On pourrait ajouter, même si Jonas ne le fait pas, qu’en conséquence tous les membres de la
collectivité sont assujettis à la reproduction élargie du système technique. Cela agit dans le même
sens que l’auto-élargissement du capital, mais au lieu que ce soit l’accroissement autonome de la
sphère du marché qui soit central dans la dynamique de l’ensemble, ce serait désormais l’auto-
élargissement de la sphère technologique. Il y a là une différence significative qui crée pour
Jonas un premier espace de dialogue avec le marxisme.

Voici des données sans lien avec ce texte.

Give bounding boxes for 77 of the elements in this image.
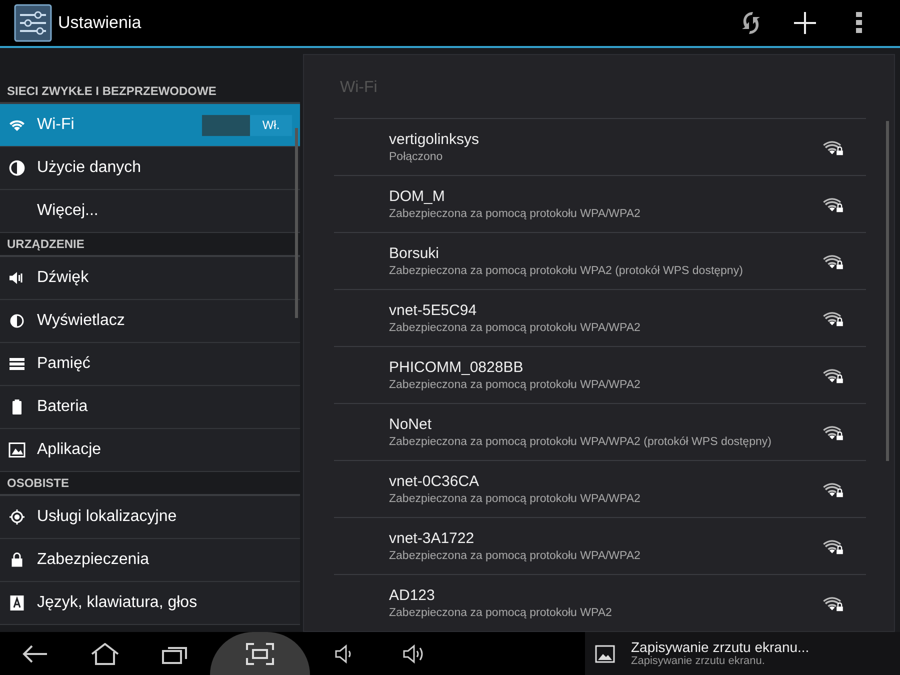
network-row[interactable]: vnet-3A1722 Zabezpieczona za pomocą protokołu WPA/WPA2: [334, 517, 866, 574]
item-label: Pamięć: [37, 355, 92, 373]
location-icon: [8, 508, 26, 526]
brightness-icon: [8, 312, 26, 330]
storage-icon: [8, 355, 26, 373]
network-row[interactable]: vnet-5E5C94 Zabezpieczona za pomocą protokołu WPA/WPA2: [334, 289, 866, 346]
item-label: Więcej...: [37, 202, 100, 220]
screenshot-icon: [246, 642, 274, 664]
settings-item[interactable]: Użycie danych: [0, 147, 300, 190]
settings-item[interactable]: Aplikacje: [0, 429, 300, 472]
settings-app-icon[interactable]: [14, 4, 52, 42]
keyboard-letter-icon: [8, 594, 26, 612]
wifi-lock-icon: [822, 537, 844, 555]
network-name: Borsuki: [389, 245, 440, 262]
app-title: Ustawienia: [58, 13, 142, 33]
network-name: DOM_M: [389, 188, 446, 205]
network-name: vnet-3A1722: [389, 530, 476, 547]
network-status: Zabezpieczona za pomocą protokołu WPA2 (protokół WPS dostępny): [389, 265, 744, 277]
wifi-lock-icon: [822, 195, 844, 213]
network-row[interactable]: DOM_M Zabezpieczona za pomocą protokołu WPA/WPA2: [334, 175, 866, 232]
network-status: Zabezpieczona za pomocą protokołu WPA2: [389, 607, 613, 619]
wifi-lock-icon: [822, 309, 844, 327]
back-arrow-icon: [22, 644, 48, 662]
notification[interactable]: Zapisywanie zrzutu ekranu... Zapisywanie zrzutu ekranu.: [585, 632, 900, 675]
wifi-lock-icon: [822, 366, 844, 384]
settings-item[interactable]: Bateria: [0, 386, 300, 429]
network-status: Zabezpieczona za pomocą protokołu WPA/WPA2: [389, 550, 642, 562]
network-row[interactable]: vnet-0C36CA Zabezpieczona za pomocą protokołu WPA/WPA2: [334, 460, 866, 517]
home-icon: [90, 642, 120, 664]
settings-item[interactable]: Więcej...: [0, 190, 300, 233]
item-label: Użycie danych: [37, 159, 142, 177]
item-label: Zabezpieczenia: [37, 551, 150, 569]
network-status: Połączono: [389, 151, 444, 163]
network-status: Zabezpieczona za pomocą protokołu WPA/WPA2: [389, 379, 642, 391]
settings-item[interactable]: Pamięć: [0, 343, 300, 386]
network-name: NoNet: [389, 416, 433, 433]
settings-item[interactable]: Język, klawiatura, głos: [0, 582, 300, 625]
item-label: Wi-Fi: [37, 116, 76, 134]
item-label: Bateria: [37, 398, 89, 416]
network-status: Zabezpieczona za pomocą protokołu WPA/WPA2: [389, 493, 642, 505]
notification-text: Zapisywanie zrzutu ekranu.: [631, 655, 766, 668]
network-name: PHICOMM_0828BB: [389, 359, 524, 376]
wifi-lock-icon: [822, 480, 844, 498]
item-label: Wyświetlacz: [37, 312, 126, 330]
settings-item[interactable]: Wi-Fi Wł.: [0, 104, 300, 147]
apps-icon: [8, 441, 26, 459]
network-row[interactable]: AD123 Zabezpieczona za pomocą protokołu WPA2: [334, 574, 866, 631]
toggle-thumb: Wł.: [250, 114, 292, 136]
network-status: Zabezpieczona za pomocą protokołu WPA/WPA2: [389, 208, 642, 220]
network-name: vnet-5E5C94: [389, 302, 478, 319]
network-status: Zabezpieczona za pomocą protokołu WPA/WPA2 (protokół WPS dostępny): [389, 436, 772, 448]
notification-title: Zapisywanie zrzutu ekranu...: [631, 640, 810, 656]
pie-chart-icon: [8, 159, 26, 177]
item-label: Dźwięk: [37, 269, 90, 287]
menu-icon: [856, 12, 862, 34]
network-name: AD123: [389, 587, 436, 604]
item-label: Usługi lokalizacyjne: [37, 508, 178, 526]
network-name: vertigolinksys: [389, 131, 480, 148]
item-label: Aplikacje: [37, 441, 102, 459]
wifi-lock-icon: [822, 252, 844, 270]
image-icon: [595, 644, 615, 662]
network-status: Zabezpieczona za pomocą protokołu WPA/WPA2: [389, 322, 642, 334]
wifi-lock-icon: [822, 138, 844, 156]
wifi-lock-icon: [822, 423, 844, 441]
settings-item[interactable]: Wyświetlacz: [0, 300, 300, 343]
plus-icon: [794, 12, 816, 34]
network-row[interactable]: Borsuki Zabezpieczona za pomocą protokołu WPA2 (protokół WPS dostępny): [334, 232, 866, 289]
settings-item[interactable]: Zabezpieczenia: [0, 539, 300, 582]
network-name: vnet-0C36CA: [389, 473, 480, 490]
settings-item[interactable]: Dźwięk: [0, 257, 300, 300]
network-row[interactable]: NoNet Zabezpieczona za pomocą protokołu WPA/WPA2 (protokół WPS dostępny): [334, 403, 866, 460]
item-label: Język, klawiatura, głos: [37, 594, 198, 612]
settings-item[interactable]: Usługi lokalizacyjne: [0, 496, 300, 539]
network-row[interactable]: vertigolinksys Połączono: [334, 118, 866, 175]
network-row[interactable]: PHICOMM_0828BB Zabezpieczona za pomocą protokołu WPA/WPA2: [334, 346, 866, 403]
wifi-lock-icon: [822, 594, 844, 612]
toggle-switch[interactable]: Wł.: [202, 114, 292, 136]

Jonas discute les possibilités d’une limitation de la croissance technologiques dans les
économies socialistes. Il cherche dans l’autoritarisme des systèmes communistes -nous sommes
en 1979- un moyen de contrer l’autonomisation d’un système technologique qui connaît une
expansion illimitée. La discussion conclut cependant à l’alliance objective du marxisme avec la
naturalisation de la croissance technologique. La stratégie de Jonas à l’époque consiste à rejeter
comme utopique le concept de socialisme, qui suppose que le système de production connaisse
un tel développement technique que la production des richesses cesse pour l’essentiel de
coïncider avec l’exploitation de la force humaine de travail, pour ensuite évaluer moralement, en
supposant maintenant sa réalisation possible, la société des loisirs de Bloch2. La critique de Jonas
vise l’utopie libérale de la croissance technologique illimitée aussi bien que la visée marxiste de
la satisfaction illimitée des besoins croissants des masses. La force de l’analyse est de conjoindre
critique du capitalisme et critique du socialisme dans un même rejet de la croissance du système
technologique. Le risque qu’elle prend néanmoins, en dépit de sa richesse, est d’éloigner le
lecteur du propos central et de l’enfermer dans une perspective qui ne laisse aucune autre issue
que le point de vue moral sur le monde qui bien sûr, dans cette tâche qu’il se donne, ne parvenant
pas à demeurer centré sur l’idée de responsabilité pour la survie future de l’humanité, glisse
progressivement vers l’expression moralisante du conservatisme social sur tous les points
discutés successivement- la dignité de la contrainte dans le travail, le caractère dirimant du loisir
ou du passe-temps, le caractère moral ou immoral de l’oisiveté, la valeur spirituelle des thérapies
de groupe ou de la psychanalyse obligatoire pour tous, etc.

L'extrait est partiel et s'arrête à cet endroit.